Previously undisclosed emails provide an inside look at the increasingly desperate and often slapdash efforts by advisers to former President Donald Trump to reverse his election defeat in the weeks before the Jan. 6 attack, including acknowledgments that a key element of their plan was of dubious legality and lived up to its billing as “fake.”
The dozens of emails among people connected to the Trump campaign, outside advisers, and close associates of Trump show a particular focus on assembling lists of people who would claim — with no basis — to be Electoral College electors on his behalf in battleground states that he had lost.
In emails reviewed by The New York Times and authenticated by people who had worked with the Trump campaign at the time, one lawyer involved in the detailed discussions repeatedly used the word “fake” to refer to the so-called electors, who were intended to provide Vice President Mike Pence and Trump’s allies in Congress a rationale for derailing the congressional process of certifying the outcome. And lawyers working on the proposal made it clear they knew that the pro-Trump electors they were putting forward might not hold up to legal scrutiny.
“We would just be sending in ‘fake’ electoral votes to Pence so that ‘someone’ in Congress can make an objection when they start counting votes, and start arguing that the ‘fake’ votes should be counted,” Jack Wilenchik, a Phoenix-based lawyer who helped organize the pro-Trump electors in Arizona, wrote in a Dec. 8, 2020, email to Boris Epshteyn, a strategic adviser for the Trump campaign.
In a follow-up email, Wilenchik wrote that “‘alternative’ votes is probably a better term than ‘fake’ votes,” adding a smiley face emoji.
The emails provide new details of how a wing of the Trump campaign worked with outside lawyers and advisers to organize the elector plan and pursue a range of other options, often with little thought to their practicality. One email showed that many of Trump’s top advisers were informed of problems naming Trump electors in Michigan — a state he had lost — because pandemic rules had closed the state Capitol building where the so-called electors had to gather.
The emails show that participants in the discussions reported details of their activities to Rudy Giuliani, Trump’s personal lawyer, and in at least one case to Mark Meadows, the White House chief of staff.

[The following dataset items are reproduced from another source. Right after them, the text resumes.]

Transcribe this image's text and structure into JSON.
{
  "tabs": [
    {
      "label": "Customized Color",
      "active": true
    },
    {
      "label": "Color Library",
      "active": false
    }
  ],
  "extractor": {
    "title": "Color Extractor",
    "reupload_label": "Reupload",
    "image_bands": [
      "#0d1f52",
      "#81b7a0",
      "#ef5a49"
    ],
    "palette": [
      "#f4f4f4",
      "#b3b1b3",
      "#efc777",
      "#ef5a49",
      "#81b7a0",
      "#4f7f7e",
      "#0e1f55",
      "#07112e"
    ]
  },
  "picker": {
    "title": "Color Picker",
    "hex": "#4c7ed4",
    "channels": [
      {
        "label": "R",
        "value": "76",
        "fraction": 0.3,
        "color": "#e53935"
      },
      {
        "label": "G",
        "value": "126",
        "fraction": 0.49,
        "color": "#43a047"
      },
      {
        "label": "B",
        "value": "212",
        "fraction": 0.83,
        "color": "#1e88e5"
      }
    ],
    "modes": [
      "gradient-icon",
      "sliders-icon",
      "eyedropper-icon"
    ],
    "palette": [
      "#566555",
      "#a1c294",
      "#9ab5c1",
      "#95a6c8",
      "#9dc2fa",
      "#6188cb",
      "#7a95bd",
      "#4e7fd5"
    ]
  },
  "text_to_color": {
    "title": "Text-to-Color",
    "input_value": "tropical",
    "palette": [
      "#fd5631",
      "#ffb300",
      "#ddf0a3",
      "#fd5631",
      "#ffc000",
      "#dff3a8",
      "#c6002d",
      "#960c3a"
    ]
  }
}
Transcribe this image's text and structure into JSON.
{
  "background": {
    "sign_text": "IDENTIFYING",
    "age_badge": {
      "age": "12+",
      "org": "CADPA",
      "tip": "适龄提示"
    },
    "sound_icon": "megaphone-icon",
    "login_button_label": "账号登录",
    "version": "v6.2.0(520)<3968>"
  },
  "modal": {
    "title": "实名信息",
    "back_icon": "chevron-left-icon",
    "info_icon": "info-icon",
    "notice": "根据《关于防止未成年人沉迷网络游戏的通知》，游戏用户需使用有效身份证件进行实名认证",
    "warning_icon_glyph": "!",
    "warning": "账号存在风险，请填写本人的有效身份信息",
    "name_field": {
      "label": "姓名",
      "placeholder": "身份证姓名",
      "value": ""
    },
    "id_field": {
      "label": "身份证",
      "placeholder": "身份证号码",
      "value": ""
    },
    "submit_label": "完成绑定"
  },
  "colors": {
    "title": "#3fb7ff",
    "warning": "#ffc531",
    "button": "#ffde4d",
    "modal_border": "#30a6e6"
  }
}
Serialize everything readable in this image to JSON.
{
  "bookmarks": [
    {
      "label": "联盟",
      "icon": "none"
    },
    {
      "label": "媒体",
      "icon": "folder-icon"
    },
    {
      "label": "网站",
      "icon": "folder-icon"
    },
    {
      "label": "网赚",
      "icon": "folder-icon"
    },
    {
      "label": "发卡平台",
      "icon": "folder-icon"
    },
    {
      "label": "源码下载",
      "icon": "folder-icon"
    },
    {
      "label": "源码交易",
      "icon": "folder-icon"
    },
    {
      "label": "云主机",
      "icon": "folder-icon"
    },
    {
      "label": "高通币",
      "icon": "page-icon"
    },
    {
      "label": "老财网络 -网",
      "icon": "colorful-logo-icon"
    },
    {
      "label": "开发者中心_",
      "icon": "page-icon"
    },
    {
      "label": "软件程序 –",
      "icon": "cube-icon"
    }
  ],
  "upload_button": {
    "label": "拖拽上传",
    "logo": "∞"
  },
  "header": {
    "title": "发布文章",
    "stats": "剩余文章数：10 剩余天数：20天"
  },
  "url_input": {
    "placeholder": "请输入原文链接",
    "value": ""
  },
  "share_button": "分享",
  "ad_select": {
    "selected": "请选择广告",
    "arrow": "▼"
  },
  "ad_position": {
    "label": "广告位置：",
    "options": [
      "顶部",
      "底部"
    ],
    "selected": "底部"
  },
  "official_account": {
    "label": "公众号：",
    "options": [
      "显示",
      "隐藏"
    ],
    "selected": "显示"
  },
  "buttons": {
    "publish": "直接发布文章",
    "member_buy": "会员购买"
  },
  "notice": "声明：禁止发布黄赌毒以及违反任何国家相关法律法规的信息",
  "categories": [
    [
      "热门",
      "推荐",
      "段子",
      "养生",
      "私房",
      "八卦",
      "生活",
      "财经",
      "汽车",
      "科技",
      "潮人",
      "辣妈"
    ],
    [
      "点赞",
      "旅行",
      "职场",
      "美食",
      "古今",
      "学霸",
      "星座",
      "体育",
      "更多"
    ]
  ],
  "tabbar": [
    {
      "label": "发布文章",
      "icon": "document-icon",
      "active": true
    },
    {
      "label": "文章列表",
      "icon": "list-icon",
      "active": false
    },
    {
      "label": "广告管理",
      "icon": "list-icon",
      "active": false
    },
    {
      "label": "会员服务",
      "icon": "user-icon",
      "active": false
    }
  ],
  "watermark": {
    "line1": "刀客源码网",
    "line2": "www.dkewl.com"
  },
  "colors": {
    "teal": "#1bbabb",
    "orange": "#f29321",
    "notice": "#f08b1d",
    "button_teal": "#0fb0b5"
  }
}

Around the same time, according to the House committee investigating Jan. 6, Meadows emailed another campaign adviser saying, “We just need to have someone coordinating the electors for states.”
Many of the emails went to Epshteyn, who was acting as a coordinator for people inside and outside the Trump campaign and the White House and remains a close aide to Trump.
Epshteyn, the emails show, was a regular point of contact for John Eastman, the lawyer whose plan for derailing congressional certification of the Electoral College result on Jan. 6, 2021, was embraced by Trump.
Epshteyn not only fielded and passed along to Giuliani the detailed proposal for Jan. 6 prepared by Eastman; he also handled questions about how to pay Eastman and made the arrangements for him to visit the White House on Jan. 4, 2021, the emails show.
That was the day of the Oval Office meeting in which Trump and Eastman unsuccessfully pressured Pence to adopt the plan — an exchange witnessed by Pence’s two top aides, Marc Short and Greg Jacob, both of whom testified last week to the federal grand jury investigating the assault on the Capitol and what led to it.
The emails highlight how much of the legwork of finding ways to challenge Trump’s losses in the battleground states was done by Mike Roman, director of Election Day operations for Trump’s campaign.
Epshteyn and Roman, the emails show, coordinated with others who played roles in advising Trump. Among them were the lawyers Jenna Ellis and Bruce Marks; Gary Michael Brown, who served as the deputy director of Election Day operations for Trump’s campaign; and Christina Bobb, who at the time worked for One America News Network and now works with Trump’s PAC.
The emails were apparently not shared with lawyers in the White House Counsel’s Office, who advised that the “fake electors” plan was not legally sound, or other lawyers on the campaign.
Some of the participants also expressed approval in the emails for keeping some of their activities out of the public eye.
For instance, after Trump hosted Pennsylvania state legislators at the White House in late November to discuss reversing the election outcome, Epshteyn celebrated when news of the meeting did not quickly leak. “The WH meeting hasn’t been made public, which is both shocking and great,” he wrote to Ellis.
Marks, in an email, disputed that there was anything inappropriate or improper at work.
“I do not believe there was anything ‘fake’ or illegal about the alternate slates of delegates, and particularly Pennsylvania,” he said. “There was a history of alternate slates from Hawaii in 1960. Nothing was secret about this — they were provided to the National Archives, as I understand the procedure, and then it was up to Congress to decide what to do.”
Marks added, “I had no involvement with Professor Eastman’s advice regarding the vice president’s role, which I only learned about after the fact, and do not support.”
The House committee investigating the Jan. 6 attack on the Capitol has produced evidence that Trump was aware of the electors plan.